The question that everyone likes to ponder, of course, is which gender does it better? Sure, men are often seen as the investment gurus, but that doesn’t mean that women aren’t killing it too.

Of course, gender in no way defines the success that an investor will achieve, but it is interesting to note the differences in their respective investment habits and strategies.

Let’s have a look at the differences.


This is an important aspect of investment, as it’s our emotions and confidence that will dictate the decisions we make. The more overconfident we are, the more susceptible to risks we become.

Male investors are often seen as overconfident and can overestimate their investment abilities, while women tend to be more cautious.

Caution can pay off.

A report by Merrill Lynch Wealth Management that compared data from 11,500 investment personality assessments revealed that 55% of women either agreed or strongly agreed with the statement, “I know less than the average investor about financial markets and investing in general.” Only 27% of men answered the same.

Either aspect has its benefits.
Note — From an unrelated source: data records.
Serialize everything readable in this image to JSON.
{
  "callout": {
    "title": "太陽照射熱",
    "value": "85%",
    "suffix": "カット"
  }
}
More risk means more reward should your investment take off, but caution will ensure a safe bet with modest returns.


Going back to the previous study, it’s clear that women are much more likely than men to seek financial advice, whereas men are happy to be a “do-it-yourselfer.”

In a US study conducted by Fidelity that used data from 13 million people in corporate retirement plans, it found that “42% of women used professionally managed accounts, compared with 36% of men—the other 64% of men were designated “do-it-yourselfers.”
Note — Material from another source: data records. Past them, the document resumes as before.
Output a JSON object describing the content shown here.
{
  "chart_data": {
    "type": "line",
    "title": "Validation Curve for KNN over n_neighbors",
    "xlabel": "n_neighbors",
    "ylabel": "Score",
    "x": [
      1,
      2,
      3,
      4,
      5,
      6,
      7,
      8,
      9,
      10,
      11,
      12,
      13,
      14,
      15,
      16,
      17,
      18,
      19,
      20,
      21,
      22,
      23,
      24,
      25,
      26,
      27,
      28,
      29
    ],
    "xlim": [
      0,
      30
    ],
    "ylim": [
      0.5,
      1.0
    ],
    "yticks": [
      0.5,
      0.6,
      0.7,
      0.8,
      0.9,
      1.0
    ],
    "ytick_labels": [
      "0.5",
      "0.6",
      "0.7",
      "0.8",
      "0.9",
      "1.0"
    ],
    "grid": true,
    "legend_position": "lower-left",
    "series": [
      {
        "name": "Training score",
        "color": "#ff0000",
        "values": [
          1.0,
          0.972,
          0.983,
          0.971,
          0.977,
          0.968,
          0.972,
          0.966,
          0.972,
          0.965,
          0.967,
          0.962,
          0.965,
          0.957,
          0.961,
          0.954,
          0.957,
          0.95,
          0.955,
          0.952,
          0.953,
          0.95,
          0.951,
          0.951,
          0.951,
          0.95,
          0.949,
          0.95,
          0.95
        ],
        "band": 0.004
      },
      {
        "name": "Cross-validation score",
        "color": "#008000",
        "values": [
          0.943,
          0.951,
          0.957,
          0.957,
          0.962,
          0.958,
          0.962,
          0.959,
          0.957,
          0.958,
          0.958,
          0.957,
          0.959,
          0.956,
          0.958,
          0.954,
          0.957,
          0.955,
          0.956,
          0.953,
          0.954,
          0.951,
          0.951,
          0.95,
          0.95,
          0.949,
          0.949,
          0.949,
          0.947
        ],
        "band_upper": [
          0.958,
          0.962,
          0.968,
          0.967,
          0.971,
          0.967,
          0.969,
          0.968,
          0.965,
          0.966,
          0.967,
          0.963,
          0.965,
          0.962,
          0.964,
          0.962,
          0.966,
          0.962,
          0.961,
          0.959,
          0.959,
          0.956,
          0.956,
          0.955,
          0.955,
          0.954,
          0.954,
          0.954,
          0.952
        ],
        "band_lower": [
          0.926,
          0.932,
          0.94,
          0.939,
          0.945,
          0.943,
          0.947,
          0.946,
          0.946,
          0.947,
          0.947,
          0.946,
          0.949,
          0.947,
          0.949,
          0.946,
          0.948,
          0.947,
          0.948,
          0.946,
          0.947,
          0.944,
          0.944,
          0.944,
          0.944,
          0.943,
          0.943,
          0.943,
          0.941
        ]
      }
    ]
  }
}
The biggest divide between the genders is often the knowledge that they perceive they have, says Forbes.

“Men also report that they spend more time learning about investing than women report that they do. When it comes to investing, men are more apt to believe that they know more than they really do while women often do know more then they believe they know.”


Investing is a long term game, but men want the returns now and they want them big. Women on the other hand usually expect smaller returns and leave their money in one place for longer periods of time.
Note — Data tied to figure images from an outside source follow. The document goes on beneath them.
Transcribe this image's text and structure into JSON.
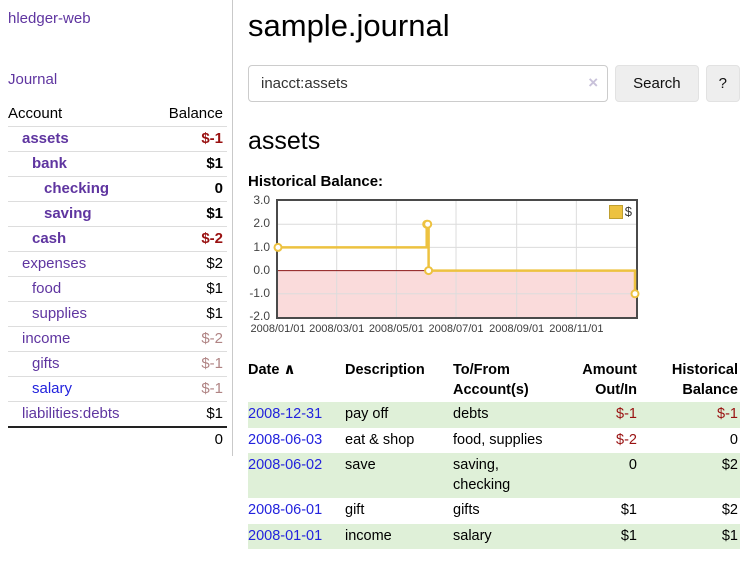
{
  "sidebar": {
    "app_title": "hledger-web",
    "journal_link": "Journal",
    "table": {
      "account_header": "Account",
      "balance_header": "Balance",
      "rows": [
        {
          "account": "assets",
          "balance": "$-1",
          "level": 0,
          "bold": true,
          "neg": "strong",
          "blue": false
        },
        {
          "account": "bank",
          "balance": "$1",
          "level": 1,
          "bold": true,
          "neg": "",
          "blue": false
        },
        {
          "account": "checking",
          "balance": "0",
          "level": 2,
          "bold": true,
          "neg": "",
          "blue": false
        },
        {
          "account": "saving",
          "balance": "$1",
          "level": 2,
          "bold": true,
          "neg": "",
          "blue": false
        },
        {
          "account": "cash",
          "balance": "$-2",
          "level": 1,
          "bold": true,
          "neg": "strong",
          "blue": false
        },
        {
          "account": "expenses",
          "balance": "$2",
          "level": 0,
          "bold": false,
          "neg": "",
          "blue": false
        },
        {
          "account": "food",
          "balance": "$1",
          "level": 1,
          "bold": false,
          "neg": "",
          "blue": false
        },
        {
          "account": "supplies",
          "balance": "$1",
          "level": 1,
          "bold": false,
          "neg": "",
          "blue": false
        },
        {
          "account": "income",
          "balance": "$-2",
          "level": 0,
          "bold": false,
          "neg": "soft",
          "blue": false
        },
        {
          "account": "gifts",
          "balance": "$-1",
          "level": 1,
          "bold": false,
          "neg": "soft",
          "blue": false
        },
        {
          "account": "salary",
          "balance": "$-1",
          "level": 1,
          "bold": false,
          "neg": "soft",
          "blue": true
        },
        {
          "account": "liabilities:debts",
          "balance": "$1",
          "level": 0,
          "bold": false,
          "neg": "",
          "blue": false
        }
      ],
      "total": "0"
    }
  },
  "header": {
    "title": "sample.journal"
  },
  "search": {
    "value": "inacct:assets",
    "clear_icon": "×",
    "button": "Search",
    "help_button": "?"
  },
  "account_page": {
    "heading": "assets",
    "chart_label": "Historical Balance:"
  },
  "chart_data": {
    "type": "line",
    "step": true,
    "title": "Historical Balance:",
    "x_range": [
      "2008-01-01",
      "2009-01-01"
    ],
    "ylim": [
      -2,
      3
    ],
    "yticks": [
      3,
      2,
      1,
      0,
      -1,
      -2
    ],
    "ytick_labels": [
      "3.0",
      "2.0",
      "1.0",
      "0.0",
      "-1.0",
      "-2.0"
    ],
    "xticks": [
      "2008-01-01",
      "2008-03-01",
      "2008-05-01",
      "2008-07-01",
      "2008-09-01",
      "2008-11-01"
    ],
    "xtick_labels": [
      "2008/01/01",
      "2008/03/01",
      "2008/05/01",
      "2008/07/01",
      "2008/09/01",
      "2008/11/01"
    ],
    "grid": true,
    "legend_position": "top-right",
    "series": [
      {
        "name": "$",
        "color": "#edc240",
        "points": [
          {
            "x": "2008-01-01",
            "y": 1
          },
          {
            "x": "2008-06-01",
            "y": 2
          },
          {
            "x": "2008-06-02",
            "y": 2
          },
          {
            "x": "2008-06-03",
            "y": 0
          },
          {
            "x": "2008-12-31",
            "y": -1
          }
        ]
      }
    ]
  },
  "register": {
    "columns": [
      "Date",
      "Description",
      "To/From Account(s)",
      "Amount Out/In",
      "Historical Balance"
    ],
    "sort_icon": "∧",
    "rows": [
      {
        "date": "2008-12-31",
        "description": "pay off",
        "accounts": "debts",
        "amount": "$-1",
        "balance": "$-1"
      },
      {
        "date": "2008-06-03",
        "description": "eat & shop",
        "accounts": "food, supplies",
        "amount": "$-2",
        "balance": "0"
      },
      {
        "date": "2008-06-02",
        "description": "save",
        "accounts": "saving, checking",
        "amount": "0",
        "balance": "$2"
      },
      {
        "date": "2008-06-01",
        "description": "gift",
        "accounts": "gifts",
        "amount": "$1",
        "balance": "$2"
      },
      {
        "date": "2008-01-01",
        "description": "income",
        "accounts": "salary",
        "amount": "$1",
        "balance": "$1"
      }
    ]
  },
  "colors": {
    "link_purple": "#5f35a0",
    "link_blue": "#2323dd",
    "negative_strong": "#991111",
    "negative_soft": "#b08484",
    "row_green": "#dff0d8",
    "series_gold": "#edc240",
    "negative_region_pink": "#fadbdb",
    "zero_line_red": "#8b1515",
    "chart_border": "#4a4a4a"
  }
}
By moving your money more often, you become more susceptible to trading at the wrong time and hence, losing more money than you would by simply leaving it where it is. It also costs you brokerage fees when doing so.

If we use an example from the US, there isn’t a big difference in outcome between the genders. “Vanguard, record-keeper for more than 5,000 defined-contribution retirement plans, found that women earned an average annual total return of 9.7% for the five years through 2014, compared with 10.1% for men.”

At the end of the day, it’s less about who has the better results and more about what we can learn from the differences in investment strategies, as well as closing the gap on financial literacy between the genders.